Der Tagesspiegel : Bittere Wahrheiten im Lügenmuseum

Weil der Betreiber keine Miete zahlt, droht van Goghs Ohr und anderen Stücken die Zwangsversteigerung

Claus-Dieter Steyer

Gantikow - Im Lügenmuseum wird erneut heftig gestritten. Vom Ausgang hängt diesmal ernsthaft die Existenz der skurrilen Sammlung im 90 Kilometer nordwestlich Berlins gelegenen Gutshaus Gantikow bei Kyritz ab.
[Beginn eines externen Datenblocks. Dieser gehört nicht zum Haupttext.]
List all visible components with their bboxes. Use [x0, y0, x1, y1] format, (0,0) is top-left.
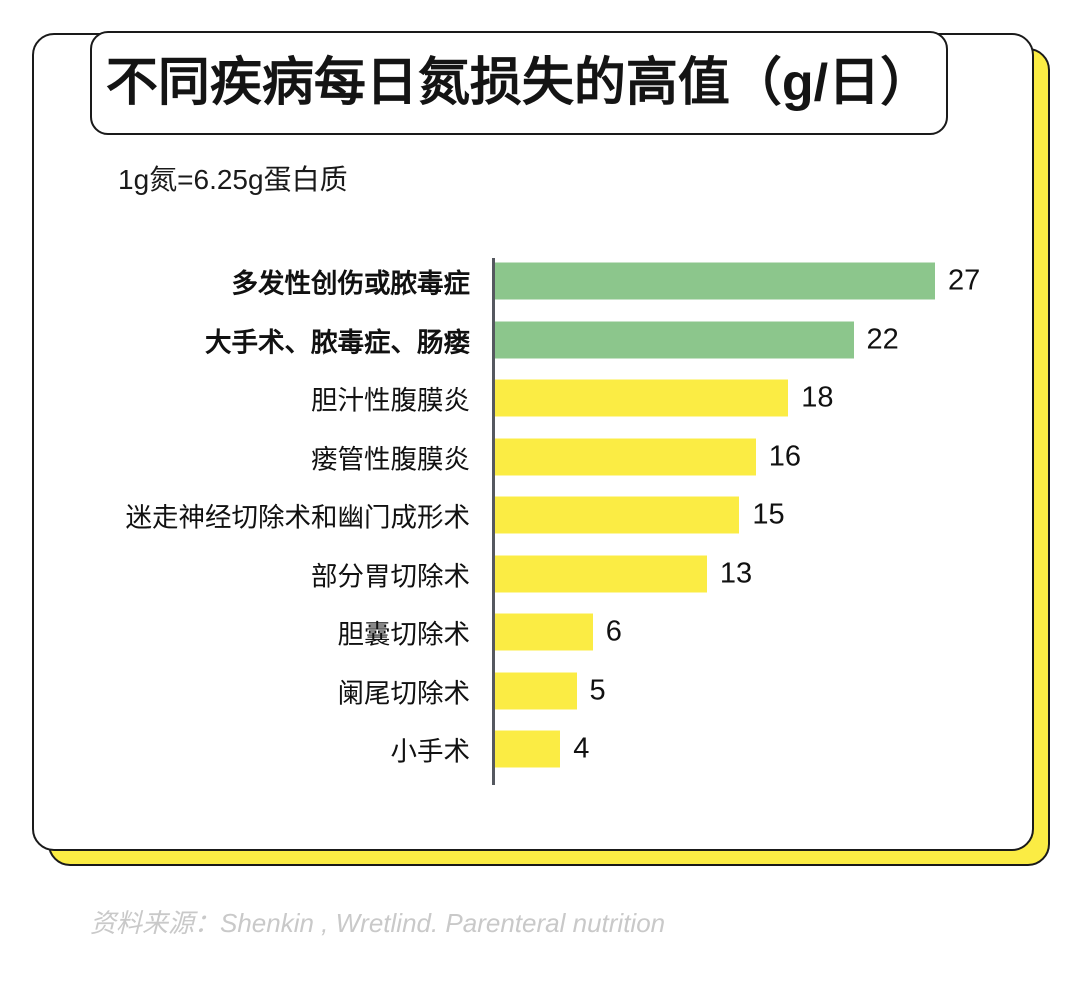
bar-wrapper: 27 — [495, 263, 980, 300]
bar-rows: 多发性创伤或脓毒症27大手术、脓毒症、肠瘘22胆汁性腹膜炎18瘘管性腹膜炎16迷… — [0, 252, 1080, 779]
bar-category-label: 小手术 — [391, 730, 471, 769]
bar-row: 瘘管性腹膜炎16 — [0, 428, 1080, 487]
bar-row: 胆囊切除术6 — [0, 603, 1080, 662]
bar-row: 小手术4 — [0, 720, 1080, 779]
bar-wrapper: 4 — [495, 731, 589, 768]
bar-category-label: 胆汁性腹膜炎 — [311, 379, 470, 418]
bar-value-label: 15 — [752, 501, 784, 530]
bar — [495, 672, 577, 709]
title-box: 不同疾病每日氮损失的高值（g/日） — [90, 31, 948, 135]
bar-value-label: 16 — [769, 442, 801, 471]
page-title: 不同疾病每日氮损失的高值（g/日） — [106, 57, 932, 109]
bar-value-label: 22 — [867, 325, 899, 354]
bar-row: 迷走神经切除术和幽门成形术15 — [0, 486, 1080, 545]
bar-value-label: 27 — [948, 267, 980, 296]
bar-row: 大手术、脓毒症、肠瘘22 — [0, 311, 1080, 370]
infographic-card: 不同疾病每日氮损失的高值（g/日） 1g氮=6.25g蛋白质 多发性创伤或脓毒症… — [0, 0, 1080, 984]
bar — [495, 497, 739, 534]
bar-value-label: 5 — [590, 676, 606, 705]
bar-value-label: 18 — [801, 384, 833, 413]
bar-wrapper: 6 — [495, 614, 622, 651]
bar — [495, 380, 788, 417]
bar-category-label: 大手术、脓毒症、肠瘘 — [205, 320, 470, 359]
bar-value-label: 13 — [720, 559, 752, 588]
source-attribution: 资料来源：Shenkin , Wretlind. Parenteral nutr… — [90, 903, 665, 940]
bar-chart: 多发性创伤或脓毒症27大手术、脓毒症、肠瘘22胆汁性腹膜炎18瘘管性腹膜炎16迷… — [0, 252, 1080, 797]
bar-category-label: 迷走神经切除术和幽门成形术 — [126, 496, 471, 535]
bar-value-label: 6 — [606, 618, 622, 647]
bar-wrapper: 5 — [495, 672, 606, 709]
bar-category-label: 多发性创伤或脓毒症 — [232, 262, 471, 301]
bar — [495, 263, 935, 300]
bar-category-label: 阑尾切除术 — [338, 671, 471, 710]
bar-category-label: 部分胃切除术 — [311, 554, 470, 593]
bar-wrapper: 16 — [495, 438, 801, 475]
bar-row: 部分胃切除术13 — [0, 545, 1080, 604]
bar — [495, 321, 854, 358]
bar — [495, 555, 707, 592]
bar — [495, 438, 756, 475]
bar-row: 胆汁性腹膜炎18 — [0, 369, 1080, 428]
bar-wrapper: 13 — [495, 555, 752, 592]
bar-category-label: 瘘管性腹膜炎 — [311, 437, 470, 476]
bar — [495, 614, 593, 651]
bar-value-label: 4 — [573, 735, 589, 764]
bar-wrapper: 15 — [495, 497, 785, 534]
bar-row: 多发性创伤或脓毒症27 — [0, 252, 1080, 311]
bar-wrapper: 18 — [495, 380, 834, 417]
bar-wrapper: 22 — [495, 321, 899, 358]
bar — [495, 731, 560, 768]
bar-category-label: 胆囊切除术 — [338, 613, 471, 652]
bar-row: 阑尾切除术5 — [0, 662, 1080, 721]
subtitle-note: 1g氮=6.25g蛋白质 — [118, 158, 348, 198]
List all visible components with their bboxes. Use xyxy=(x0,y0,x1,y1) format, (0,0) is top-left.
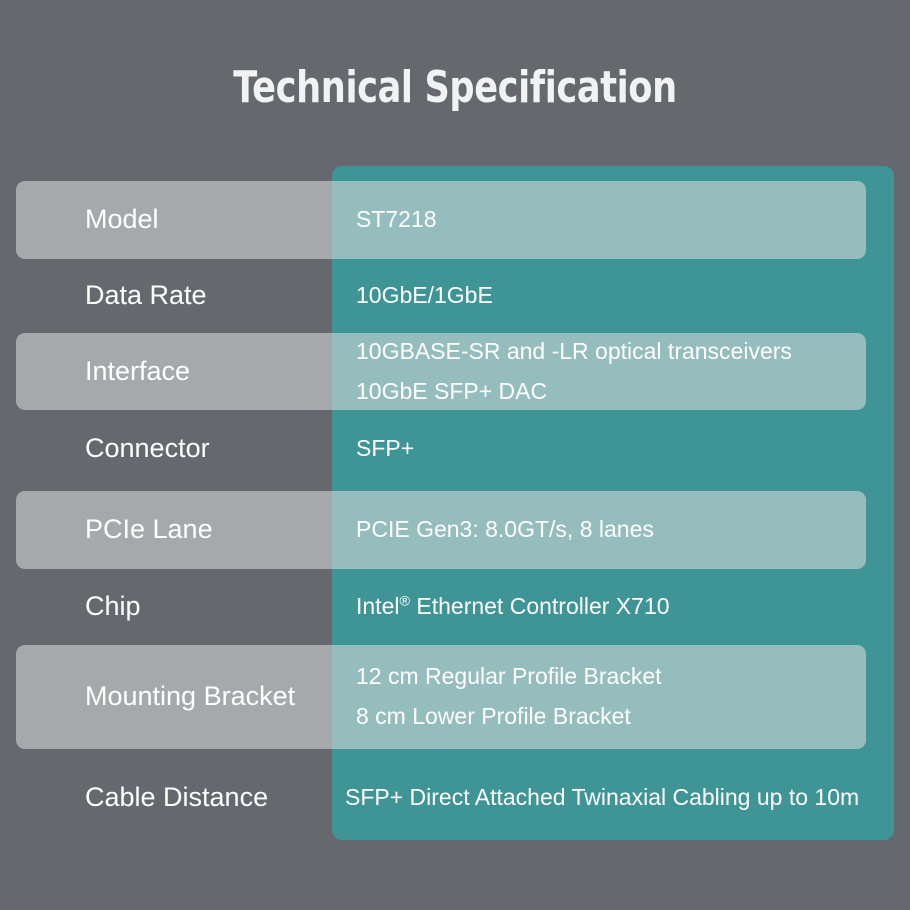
value-line: 10GbE SFP+ DAC xyxy=(356,372,886,412)
value-line: ST7218 xyxy=(356,200,886,240)
spec-label-mounting-bracket: Mounting Bracket xyxy=(85,645,325,749)
spec-value-mounting-bracket: 12 cm Regular Profile Bracket 8 cm Lower… xyxy=(356,645,886,749)
spec-value-connector: SFP+ xyxy=(356,410,886,488)
spec-value-model: ST7218 xyxy=(356,181,886,259)
table-row: PCIe Lane PCIE Gen3: 8.0GT/s, 8 lanes xyxy=(0,491,910,569)
table-row: Data Rate 10GbE/1GbE xyxy=(0,259,910,333)
specification-table: Model ST7218 Data Rate 10GbE/1GbE Interf… xyxy=(0,0,910,910)
table-row: Chip Intel® Ethernet Controller X710 xyxy=(0,569,910,645)
spec-label-data-rate: Data Rate xyxy=(85,259,325,333)
spec-label-connector: Connector xyxy=(85,410,325,488)
technical-specification-page: Technical Specification Model ST7218 Dat… xyxy=(0,0,910,910)
value-line: 10GBASE-SR and -LR optical transceivers xyxy=(356,332,886,372)
value-line: 12 cm Regular Profile Bracket xyxy=(356,657,886,697)
value-line: 8 cm Lower Profile Bracket xyxy=(356,697,886,737)
spec-label-interface: Interface xyxy=(85,333,325,410)
spec-label-cable-distance: Cable Distance xyxy=(85,755,325,840)
value-line: Intel® Ethernet Controller X710 xyxy=(356,587,886,627)
table-row: Mounting Bracket 12 cm Regular Profile B… xyxy=(0,645,910,749)
table-row: Cable Distance SFP+ Direct Attached Twin… xyxy=(0,755,910,840)
value-line: PCIE Gen3: 8.0GT/s, 8 lanes xyxy=(356,510,886,550)
spec-value-chip: Intel® Ethernet Controller X710 xyxy=(356,569,886,645)
spec-label-pcie-lane: PCIe Lane xyxy=(85,491,325,569)
spec-value-cable-distance: SFP+ Direct Attached Twinaxial Cabling u… xyxy=(345,755,890,840)
spec-value-interface: 10GBASE-SR and -LR optical transceivers … xyxy=(356,333,886,410)
spec-value-data-rate: 10GbE/1GbE xyxy=(356,259,886,333)
spec-label-model: Model xyxy=(85,181,325,259)
value-line: 10GbE/1GbE xyxy=(356,276,886,316)
spec-value-pcie-lane: PCIE Gen3: 8.0GT/s, 8 lanes xyxy=(356,491,886,569)
table-row: Model ST7218 xyxy=(0,181,910,259)
spec-label-chip: Chip xyxy=(85,569,325,645)
value-line: SFP+ xyxy=(356,429,886,469)
value-line: SFP+ Direct Attached Twinaxial Cabling u… xyxy=(345,778,890,818)
table-row: Interface 10GBASE-SR and -LR optical tra… xyxy=(0,333,910,410)
table-row: Connector SFP+ xyxy=(0,410,910,488)
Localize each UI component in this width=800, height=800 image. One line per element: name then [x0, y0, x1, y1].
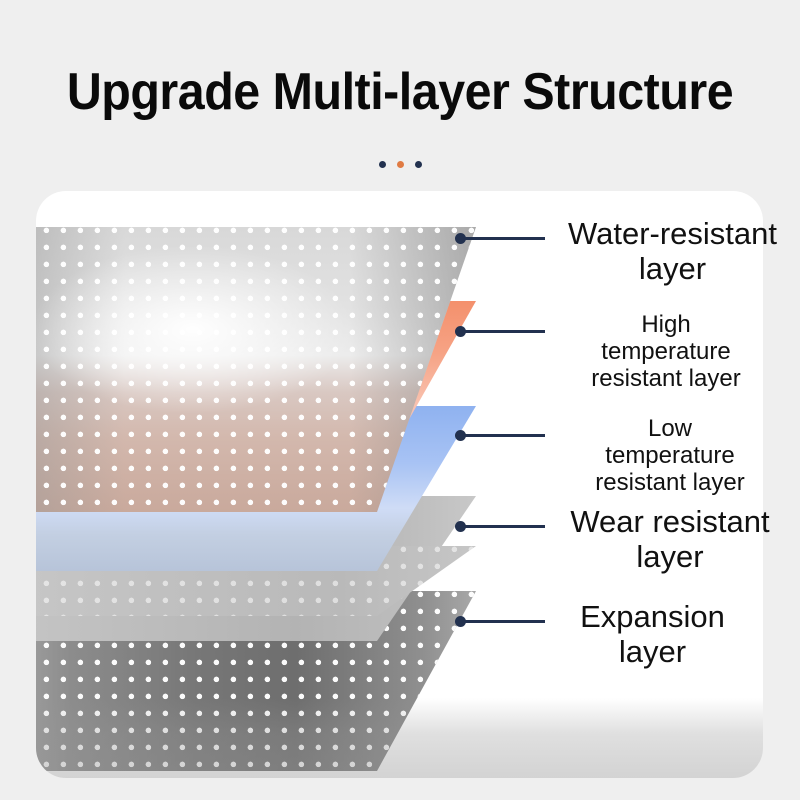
- dot-center-icon: [397, 161, 404, 168]
- decorative-dots: [0, 161, 800, 168]
- infographic-page: Upgrade Multi-layer Structure: [0, 0, 800, 800]
- callout-line-wear-resistant: [460, 525, 545, 528]
- callout-line-low-temperature: [460, 434, 545, 437]
- callout-label-expansion: Expansion layer: [545, 599, 760, 669]
- callout-line-expansion: [460, 620, 545, 623]
- dot-right-icon: [415, 161, 422, 168]
- callout-label-wear-resistant: Wear resistant layer: [545, 504, 795, 574]
- callout-line-high-temperature: [460, 330, 545, 333]
- callout-label-water-resistant: Water-resistant layer: [545, 216, 800, 286]
- dot-left-icon: [379, 161, 386, 168]
- polka-dot-pattern-water: [36, 227, 476, 512]
- layer-water-resistant[interactable]: [36, 227, 476, 512]
- callout-line-water-resistant: [460, 237, 545, 240]
- callout-label-low-temperature: Low temperature resistant layer: [545, 415, 795, 496]
- page-title: Upgrade Multi-layer Structure: [28, 62, 772, 122]
- callout-label-high-temperature: High temperature resistant layer: [545, 311, 787, 392]
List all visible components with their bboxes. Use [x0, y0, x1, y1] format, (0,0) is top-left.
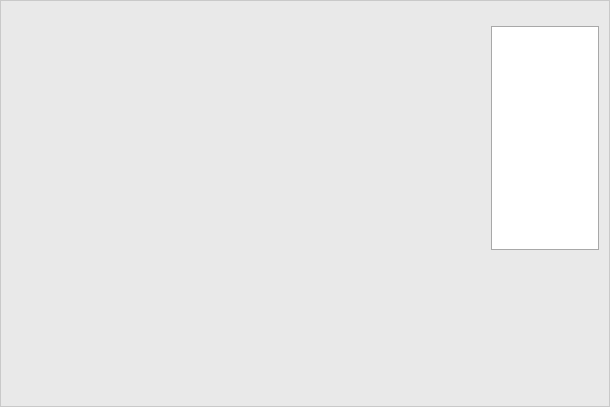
goodness-of-fit-panel — [491, 26, 599, 250]
probability-plot-window — [0, 0, 610, 407]
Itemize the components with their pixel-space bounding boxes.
Museumschef Reinhard Zabka, weit vor der Wende in der kritischen Kunstszene in Prenzlauer Berg etabliert, ist in die Mühlen der vielen Gesetze am Arbeitsmarkt geraten. Nun kann er die Miet- und Betriebskosten für das Anwesen nicht mehr bezahlen und muss sein 15 Jahre altes „Museum mit nationaltherapeutischer Wirkung“ wohl zumachen.

Der Streit, in dessen Verlauf auch schon die Polizei gerufen wurde, tobt dabei zwischen Mieter und Vermieter. Zabkas Widerpart heißt Bert Ludwig und ist Vorstandsmitglied des in Weimar beheimateten Vereins „Offene Häuser“. Dieser kaufte vor einem Jahr das Gutshaus mit Museum, weil Zabka vor dem finanziellen Ende stand: Das Arbeitsamt Kyritz forderte von ihm 40 000 Euro zurück, weil er mit einer Arbeitsbeschaffungsmaßnahme gegen die Auflagen verstoßen hatte. Die Beschäftigten halfen nicht nur beim Museumsbetrieb, sondern führten unerlaubt Handwerkerarbeiten im Haus aus. Und einige von ihnen machten auf die Gesetzesverletzung selbst aufmerksam – um das Klima im Lügenmuseum war es offensichtlich nicht zum Besten bestellt.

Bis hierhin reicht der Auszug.